Professor of English

Chair, English Department, Baldwin-Wallace College, Berea, Ohio

The Void Between the Stars


Blake’s Song of Los

Response to Sára Tóth,  Joe Adamson, and Bob Denham

These responses appear suddenly and unexpectedly, like fairy rings on the front lawn:  you wake up in the morning, and there they are.  Most gratifying, particularly when one’s respondents are as stimulating as Sára Tóth, Joe Adamson, and Bob Denham.  I begin to see the uses of this blog thing:  it has a rhythm of its own, quite different from academic criticism.

Joe, I thank you for reminding us of that passage from Creation and Recreation, as it is probably Frye’s most extended treatment of the concept of spiritual otherness.  Both Joe and Sára point to the dialectical nature of Frye’s later thought, and that puts its finger on something central. The Late Notebooks show that Words with Power was going to be organized according to a “dialectic of Word and Spirit.”  I keep wondering why that dropped largely out of the final book—especially as it is still there implicitly.  Is Sára right that there are signs of occasional vacillation on Frye’s part?

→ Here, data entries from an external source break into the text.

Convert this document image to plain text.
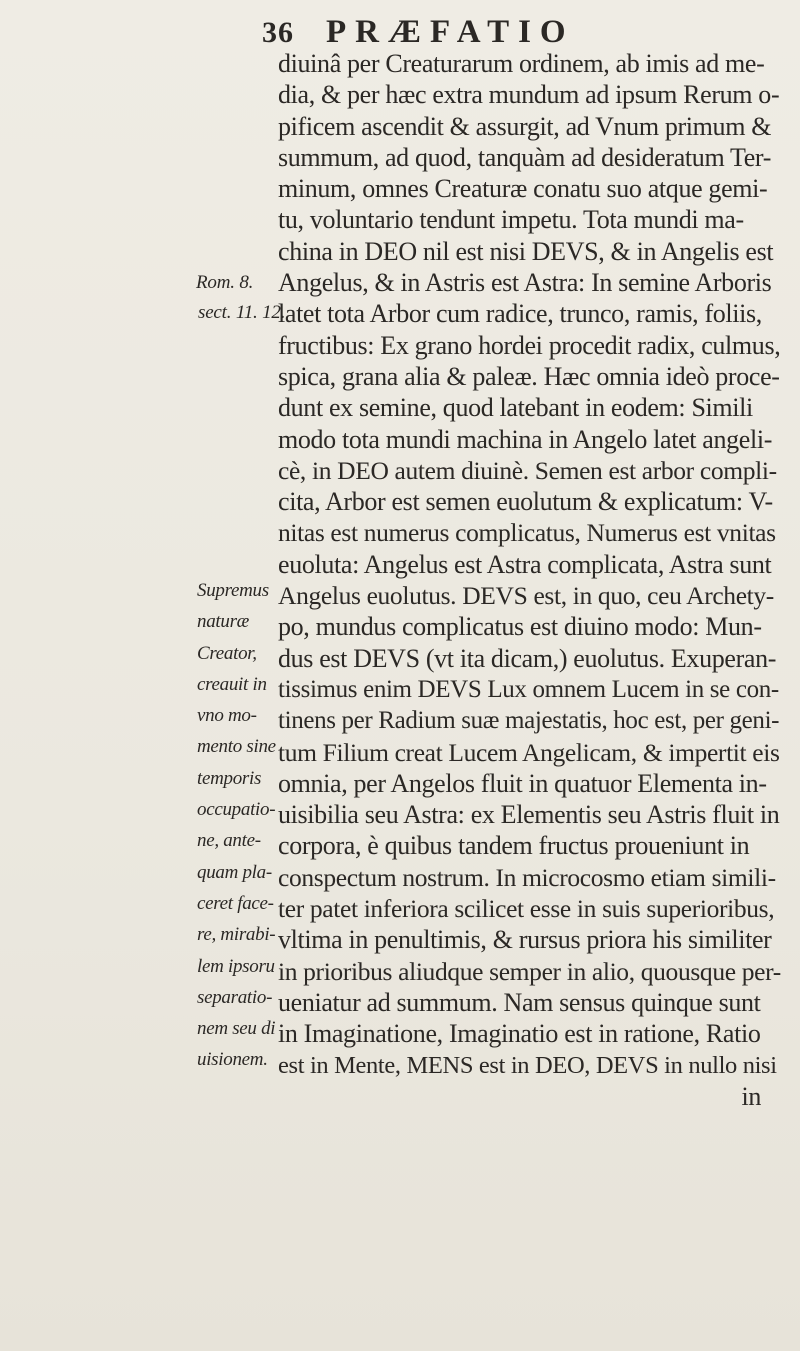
36 PRÆFATIO
Rom. 8.
sect. 11. 12.
Supremus
naturæ
Creator,
creauit in
vno mo-
mento sine
temporis
occupatio-
ne, ante-
quam pla-
ceret face-
re, mirabi-
lem ipsoru
separatio-
nem seu di
uisionem.
diuinâ per Creaturarum ordinem, ab imis ad me-
dia, & per hæc extra mundum ad ipsum Rerum o-
pificem ascendit & assurgit, ad Vnum primum &
summum, ad quod, tanquàm ad desideratum Ter-
minum, omnes Creaturæ conatu suo atque gemi-
tu, voluntario tendunt impetu. Tota mundi ma-
china in DEO nil est nisi DEVS, & in Angelis est
Angelus, & in Astris est Astra: In semine Arboris
latet tota Arbor cum radice, trunco, ramis, foliis,
fructibus: Ex grano hordei procedit radix, culmus,
spica, grana alia & paleæ. Hæc omnia ideò proce-
dunt ex semine, quod latebant in eodem: Simili
modo tota mundi machina in Angelo latet angeli-
cè, in DEO autem diuinè. Semen est arbor compli-
cita, Arbor est semen euolutum & explicatum: V-
nitas est numerus complicatus, Numerus est vnitas
euoluta: Angelus est Astra complicata, Astra sunt
Angelus euolutus. DEVS est, in quo, ceu Archety-
po, mundus complicatus est diuino modo: Mun-
dus est DEVS (vt ita dicam,) euolutus. Exuperan-
tissimus enim DEVS Lux omnem Lucem in se con-
tinens per Radium suæ majestatis, hoc est, per geni-
tum Filium creat Lucem Angelicam, & impertit eis
omnia, per Angelos fluit in quatuor Elementa in-
uisibilia seu Astra: ex Elementis seu Astris fluit in
corpora, è quibus tandem fructus proueniunt in
conspectum nostrum. In microcosmo etiam simili-
ter patet inferiora scilicet esse in suis superioribus,
vltima in penultimis, & rursus priora his similiter
in prioribus aliudque semper in alio, quousque per-
ueniatur ad summum. Nam sensus quinque sunt
in Imaginatione, Imaginatio est in ratione, Ratio
est in Mente, MENS est in DEO, DEVS in nullo nisi
in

She is definitely correct about Frye’s vacillation on the subject of kerygma.  Another thing I like about the blog is that I feel free to introduce occasional anecdotes that are, I hope, instructive, yet which would be out of place in a more formal setting.  In the later Eighties, some time after the appearance of The Great Code, I managed to work up my nerve to question Frye about what seemed an either-or distinction in that book between literature and kerygmatic rhetoric.  I asked him whether literature couldn’t at times take on a kerygmatic quality.  Frye was tactful, but wouldn’t back down.  He used as example the refrain from the Bard’s Song in Blake’s Milton:  “Mark my words! They are of your eternal salvation!”  Notwithstanding, Frye told me, since that assertion appears in a work of literature, we take it hypothetically.  This is why The Great Code insists that the Bible is not a work of art.  I was somewhat troubled by this, for personal as well as intellectual reasons.  Certain works of literature, even certain passages, have changed me, have changed my life.  For that matter, certain passages of Frye have changed my life:  I have had the “This is for me” response Frye speaks of as characteristic of kerygma; the passages have become “myths to live by.”  So I read Chapter Four of Words with Power with delighted surprise.  Frye just about never admitted that he changed his mind—but he did.  I am much more satisfied with the treatment in the later book, in which literature can sometimes take on kerygmatic qualities and, presumably, kerygmatic works such as the Bible can exhibit literary qualities.  The latter would take Frye full circle to Fearful Symmetry, which says in no uncertain terms that the Bible is a work of art, not just a code of art.  To be sure, Frye is speaking there from Blake’s perspective, but there is no indication that he does not share it.

As for the question of criticism as science, I am betting that that is fuel for at least three dozen blog entries–starting with this one.  I concede that Frye did talk sometimes as if he felt that criticism could be organized on an empirical basis, like science.  He was clearly irritated when he said in “Expanding Eyes” that “The order of words is there, all right, and there is no use writing it off as a private hallucination of my own.”  Harold Bloom had just got done comparing him to Proclus and Iamblichus—private hallucinators, in Frye’s book.  But he did seem to retain as late as 1975 a faith that we could achieve some consensus by showing repeated patterns “in the text.”  However, criticism for at least a decade before that had been insisting on exactly the opposite:  what seems to be “in the text” is a product of ideology or interpretive communities operating upon authors, readers, and critics alike.  This is why talk of a “scientific” criticism seems so dated now.